If you're a librarian or someone with excellent research skills, then How to Start a Home-Based Bakery Business is not for you because in a matter of minutes you'll discover the information you seek. But if you're like ninety per cent of wannabe bakers and don't know where to begin your research into the ins and outs of a home-based bakery business, this is the book for you. If readers can get past the red-tape aspects of working out of their home and complying with rigorous guidelines, then they'll be well on their way to success after absorbing wisdom shared in this book.
Detra Denay Davis shares her twenty-five year's of experience in this practical guide to getting your rolling pin in the door in the home bakery business. She lives in Atlanta now, but specifically cites North Carolina laws since she operated in that state for most of her career. Most of the business basics like writing a business plan, financing, and marketing, are easily found in any guide to small businesses. But Davis shares information specific to bakers such as cakeboss and how to locate kitchen incubators.
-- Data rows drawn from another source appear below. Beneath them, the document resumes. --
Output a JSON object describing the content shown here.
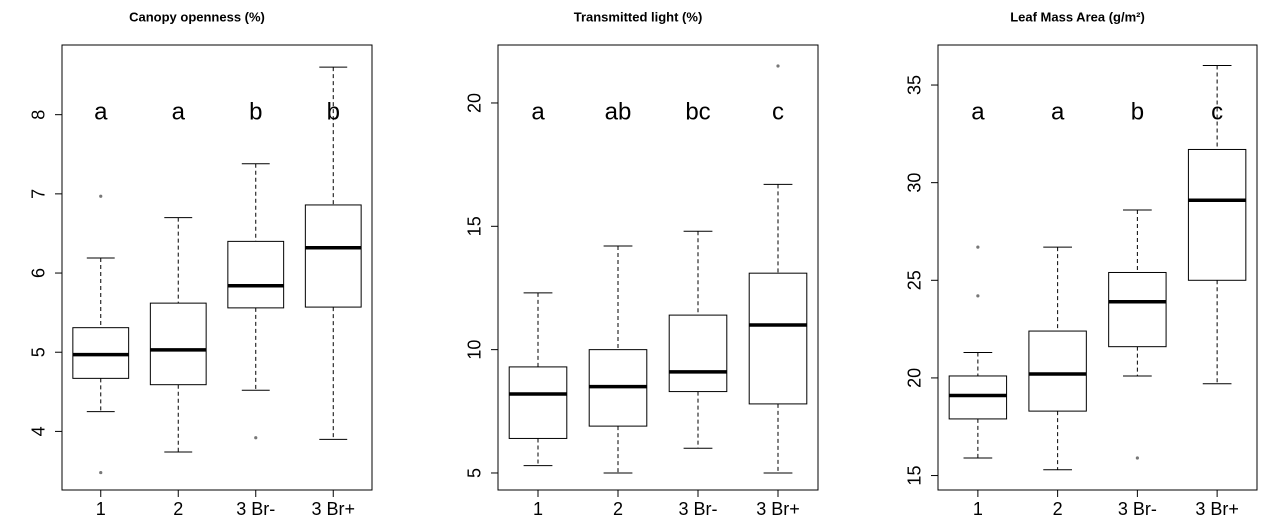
{
  "chart_data": [
    {
      "type": "boxplot",
      "title": "Canopy openness (%)",
      "categories": [
        "1",
        "2",
        "3 Br-",
        "3 Br+"
      ],
      "annotations": [
        "a",
        "a",
        "b",
        "b"
      ],
      "boxes": [
        {
          "min": 4.25,
          "q1": 4.67,
          "median": 4.97,
          "q3": 5.31,
          "max": 6.19,
          "outliers": [
            6.97,
            3.48
          ]
        },
        {
          "min": 3.74,
          "q1": 4.59,
          "median": 5.03,
          "q3": 5.62,
          "max": 6.7,
          "outliers": []
        },
        {
          "min": 4.52,
          "q1": 5.56,
          "median": 5.84,
          "q3": 6.4,
          "max": 7.38,
          "outliers": [
            3.92
          ]
        },
        {
          "min": 3.9,
          "q1": 5.57,
          "median": 6.32,
          "q3": 6.86,
          "max": 8.6,
          "outliers": []
        }
      ],
      "ylim": [
        3.26,
        8.88
      ],
      "yticks": [
        4,
        5,
        6,
        7,
        8
      ]
    },
    {
      "type": "boxplot",
      "title": "Transmitted light (%)",
      "categories": [
        "1",
        "2",
        "3 Br-",
        "3 Br+"
      ],
      "annotations": [
        "a",
        "ab",
        "bc",
        "c"
      ],
      "boxes": [
        {
          "min": 5.3,
          "q1": 6.4,
          "median": 8.2,
          "q3": 9.3,
          "max": 12.3,
          "outliers": []
        },
        {
          "min": 5.0,
          "q1": 6.9,
          "median": 8.5,
          "q3": 10.0,
          "max": 14.2,
          "outliers": []
        },
        {
          "min": 6.0,
          "q1": 8.3,
          "median": 9.1,
          "q3": 11.4,
          "max": 14.8,
          "outliers": []
        },
        {
          "min": 5.0,
          "q1": 7.8,
          "median": 11.0,
          "q3": 13.1,
          "max": 16.7,
          "outliers": [
            21.5
          ]
        }
      ],
      "ylim": [
        4.31,
        22.35
      ],
      "yticks": [
        5,
        10,
        15,
        20
      ]
    },
    {
      "type": "boxplot",
      "title": "Leaf Mass Area (g/m²)",
      "categories": [
        "1",
        "2",
        "3 Br-",
        "3 Br+"
      ],
      "annotations": [
        "a",
        "a",
        "b",
        "c"
      ],
      "boxes": [
        {
          "min": 15.9,
          "q1": 17.9,
          "median": 19.1,
          "q3": 20.1,
          "max": 21.3,
          "outliers": [
            24.2,
            26.7
          ]
        },
        {
          "min": 15.3,
          "q1": 18.3,
          "median": 20.2,
          "q3": 22.4,
          "max": 26.7,
          "outliers": []
        },
        {
          "min": 20.1,
          "q1": 21.6,
          "median": 23.9,
          "q3": 25.4,
          "max": 28.6,
          "outliers": [
            15.9
          ]
        },
        {
          "min": 19.7,
          "q1": 25.0,
          "median": 29.1,
          "q3": 31.7,
          "max": 36.0,
          "outliers": []
        }
      ],
      "ylim": [
        14.26,
        37.05
      ],
      "yticks": [
        15,
        20,
        25,
        30,
        35
      ]
    }
  ]
}
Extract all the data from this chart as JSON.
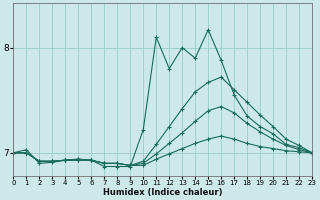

Because, let's face it, after reading this book, would-be bakers may decide they don't want to start a home-based bakery in their home, but may want to rent time/space in a commercial kitchen. It's not like everybody wants "the man" traipsing through their home, inspecting the bathrooms, etc. And then there's product labeling to consider.
Davis talks generalities about setting your prices. She poo poohes the practice of charging two or three times the cost of ingredients, which seems to be the standard advice given to newbie home-based bakers. She touches on social networking as an aspect of your business as well as offering information about establishing an online presence allowing customers to order products securely. She mentions, several times, how some bakers operate "under the table" in that they aren't cleared to bake and sell potentially hazardous items like cheesecake. She thinks they'll get caught someday and advises operating your bakery business above-board, by the book. Further, she writes about recipe development and marketing your products to a niche, such as sugar-free, gluten-free, etc.
The first place to start, after finishing How to Start a Home-Based Bakery Business, is to check with your local SBA. They are familiar with foods start-ups in your area and can save time. Cottage laws vary from state to state, as do the particular departments, whether it be Agriculture or the Health Department that your business operates under. Davis points out that often these agencies are unaware of restrictions and guidelines of each other and can give would-be bakers conflicting advice. Check out your SBA office first.
After reading How to Start a Home-Based Bakery Business I'm not sure I'm up for all the problems described with having a home-based bakery in my kitchen. Keeping ingredients, utensils, appliances, etc. separate sounds like a hassle, especially for those with small kitchens and storage space. I'd be more likely to go whole-hawg with a bricks-and-mortar bakery, or rent time/space in a commercial kitchen. Too, I have dogs, and Davis was pretty explicit in saying that, for the most part, home-based bakeries must be animal-free.
Good luck to you in your home-based bakery business. Reading the materials covered within How to Start a Home-Based Bakery Business will undoubtedly convince you one way or another whether this endeavor is worth attempting. This is an excellent resource. The only improvement I'd make would be to include more interviews with home-based bakers. There was one. Showing multiple paths to success is the best model to follow and would have strengthened the book.